No Brasil, não temos a loja de músicas dentro do software iTunes, que alimenta iPods, iPhones e iPads. Nossa legislação é complicada demais. Mas esta loja tão simples faz parte do cotidiano de milhões de pessoas no mundo. Na virada do século, a música era distribuída em sistemas de pirataria. A venda de CDs continua a despencar ano após ano. Teríamos, hoje, uma indústria fonográfica aos frangalhos. Mas, não. Gravadoras, estúdios de cinema e TV, até nós da imprensa, temos um modelo de negócios nascente.

Smartphone era Blackberry. Tela pequena porque o espaço do teclado é necessário. Alguns modelos se mostravam mais grossos para que o teclado físico escorregasse para debaixo do monitor. Este objeto de vidro e metal com telas amplas e brilhantes, que são players de áudio e vídeo e que encontramos com várias marcas e sistemas, vieram a partir do iPhone. São também mais simples do que um Blackberry.

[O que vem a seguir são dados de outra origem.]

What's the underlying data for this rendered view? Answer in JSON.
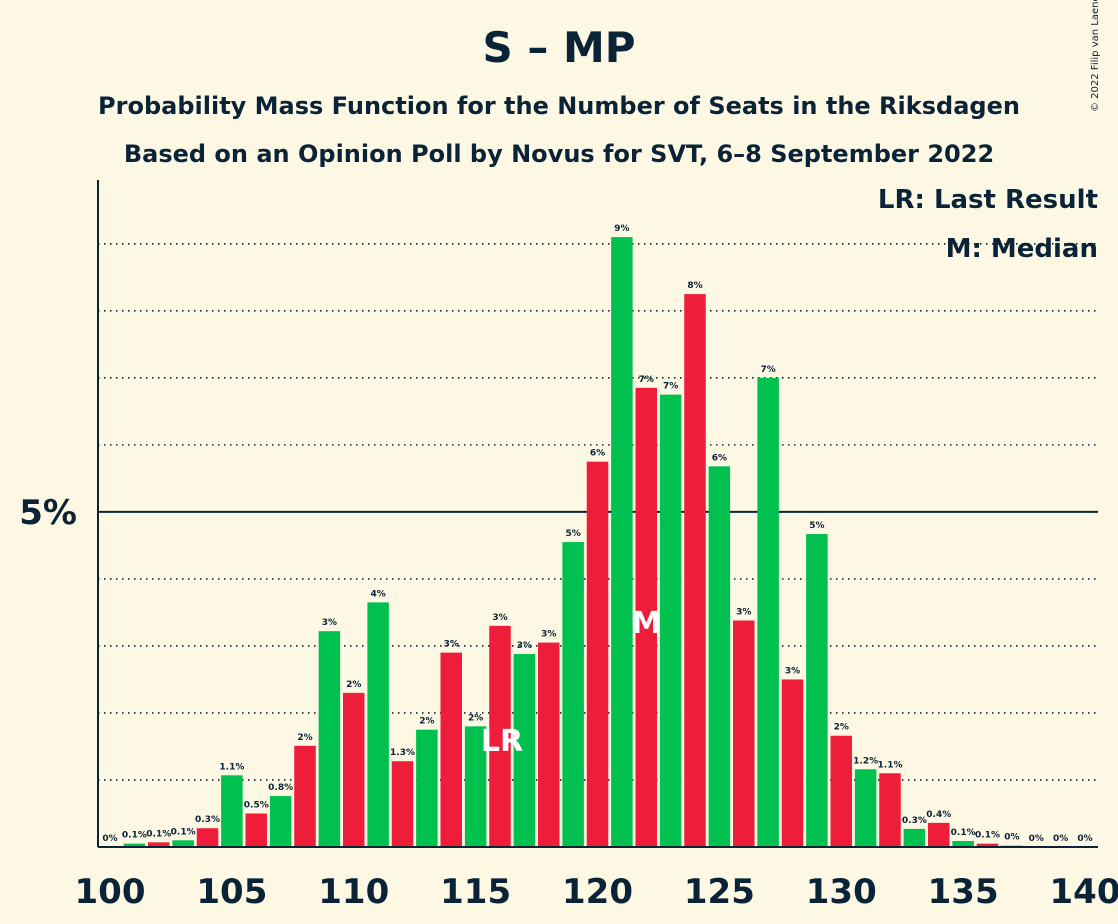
{
  "title": "S – MP",
  "subtitle_1": "Probability Mass Function for the Number of Seats in the Riksdagen",
  "subtitle_2": "Based on an Opinion Poll by Novus for SVT, 6–8 September 2022",
  "copyright": "© 2022 Filip van Laenen",
  "legend": {
    "last_result": "LR: Last Result",
    "median": "M: Median"
  },
  "colors": {
    "background": "#fdf8e4",
    "green": "#00c050",
    "red": "#ee1d3a",
    "text": "#0b2336"
  },
  "chart_data": {
    "type": "bar",
    "xlabel": "",
    "ylabel": "",
    "y_unit": "%",
    "ylim": [
      0,
      10
    ],
    "y_tick_labels": [
      {
        "value": 5,
        "label": "5%"
      }
    ],
    "x_ticks": [
      100,
      105,
      110,
      115,
      120,
      125,
      130,
      135,
      140
    ],
    "x_range": [
      100,
      140
    ],
    "last_result_seat": 116,
    "last_result_label": "LR",
    "median_seat": 122,
    "median_label": "M",
    "bars": [
      {
        "seat": 100,
        "value": 0,
        "label": "0%",
        "color": "green"
      },
      {
        "seat": 101,
        "value": 0.05,
        "label": "0.1%",
        "color": "green"
      },
      {
        "seat": 102,
        "value": 0.07,
        "label": "0.1%",
        "color": "red"
      },
      {
        "seat": 103,
        "value": 0.1,
        "label": "0.1%",
        "color": "green"
      },
      {
        "seat": 104,
        "value": 0.28,
        "label": "0.3%",
        "color": "red"
      },
      {
        "seat": 105,
        "value": 1.07,
        "label": "1.1%",
        "color": "green"
      },
      {
        "seat": 106,
        "value": 0.5,
        "label": "0.5%",
        "color": "red"
      },
      {
        "seat": 107,
        "value": 0.76,
        "label": "0.8%",
        "color": "green"
      },
      {
        "seat": 108,
        "value": 1.51,
        "label": "2%",
        "color": "red"
      },
      {
        "seat": 109,
        "value": 3.22,
        "label": "3%",
        "color": "green"
      },
      {
        "seat": 110,
        "value": 2.3,
        "label": "2%",
        "color": "red"
      },
      {
        "seat": 111,
        "value": 3.65,
        "label": "4%",
        "color": "green"
      },
      {
        "seat": 112,
        "value": 1.28,
        "label": "1.3%",
        "color": "red"
      },
      {
        "seat": 113,
        "value": 1.75,
        "label": "2%",
        "color": "green"
      },
      {
        "seat": 114,
        "value": 2.9,
        "label": "3%",
        "color": "red"
      },
      {
        "seat": 115,
        "value": 1.8,
        "label": "2%",
        "color": "green"
      },
      {
        "seat": 116,
        "value": 3.3,
        "label": "3%",
        "color": "red"
      },
      {
        "seat": 117,
        "value": 2.88,
        "label": "3%",
        "color": "green"
      },
      {
        "seat": 118,
        "value": 3.05,
        "label": "3%",
        "color": "red"
      },
      {
        "seat": 119,
        "value": 4.55,
        "label": "5%",
        "color": "green"
      },
      {
        "seat": 120,
        "value": 5.75,
        "label": "6%",
        "color": "red"
      },
      {
        "seat": 121,
        "value": 9.1,
        "label": "9%",
        "color": "green"
      },
      {
        "seat": 122,
        "value": 6.85,
        "label": "7%",
        "color": "red"
      },
      {
        "seat": 123,
        "value": 6.75,
        "label": "7%",
        "color": "green"
      },
      {
        "seat": 124,
        "value": 8.25,
        "label": "8%",
        "color": "red"
      },
      {
        "seat": 125,
        "value": 5.68,
        "label": "6%",
        "color": "green"
      },
      {
        "seat": 126,
        "value": 3.38,
        "label": "3%",
        "color": "red"
      },
      {
        "seat": 127,
        "value": 7.0,
        "label": "7%",
        "color": "green"
      },
      {
        "seat": 128,
        "value": 2.5,
        "label": "3%",
        "color": "red"
      },
      {
        "seat": 129,
        "value": 4.67,
        "label": "5%",
        "color": "green"
      },
      {
        "seat": 130,
        "value": 1.66,
        "label": "2%",
        "color": "red"
      },
      {
        "seat": 131,
        "value": 1.16,
        "label": "1.2%",
        "color": "green"
      },
      {
        "seat": 132,
        "value": 1.1,
        "label": "1.1%",
        "color": "red"
      },
      {
        "seat": 133,
        "value": 0.27,
        "label": "0.3%",
        "color": "green"
      },
      {
        "seat": 134,
        "value": 0.36,
        "label": "0.4%",
        "color": "red"
      },
      {
        "seat": 135,
        "value": 0.09,
        "label": "0.1%",
        "color": "green"
      },
      {
        "seat": 136,
        "value": 0.05,
        "label": "0.1%",
        "color": "red"
      },
      {
        "seat": 137,
        "value": 0.02,
        "label": "0%",
        "color": "green"
      },
      {
        "seat": 138,
        "value": 0,
        "label": "0%",
        "color": "red"
      },
      {
        "seat": 139,
        "value": 0,
        "label": "0%",
        "color": "green"
      },
      {
        "seat": 140,
        "value": 0,
        "label": "0%",
        "color": "red"
      }
    ]
  }
}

Quem passa o dia conectado à internet pelo Windows, ouve música num player Zune da Microsoft, fala ao telefone via celular Android e não tem um único aparelho com a Apple em casa deve sua dieta cotidiana de informação e comunicação a Steve Jobs. Sem sua visão particular de como computadores deveriam ser e de como deveríamos interagir com a rede, o mundo seria outro. Porque os caminhos da indústria, antes de sua intervenção em cada um destes momentos, era outro. Ele inventou o momento em que vivemos. E este momento é muito diferente de como o mundo era apenas dez anos atrás.

Steve Jobs era um tirano. Subordinados o confirmam em inúmeros depoimentos. Era zen budista. O estereótipo do Zen remete a um sujeito calmo, em transe. Mas esta estranha mistura japonesa do budismo indiano com o taoísmo chinês nada tem disso. A disciplina é dura, os mestres, impacientes com discípulos. Em seus últimos anos na Apple, o Vale vivia um boom. Salários crescentes, disputa por engenheiros. Apenas 3% dos funcionários da Apple a deixam por ano. É a menor média da região. Seu time acreditava em Steve Jobs.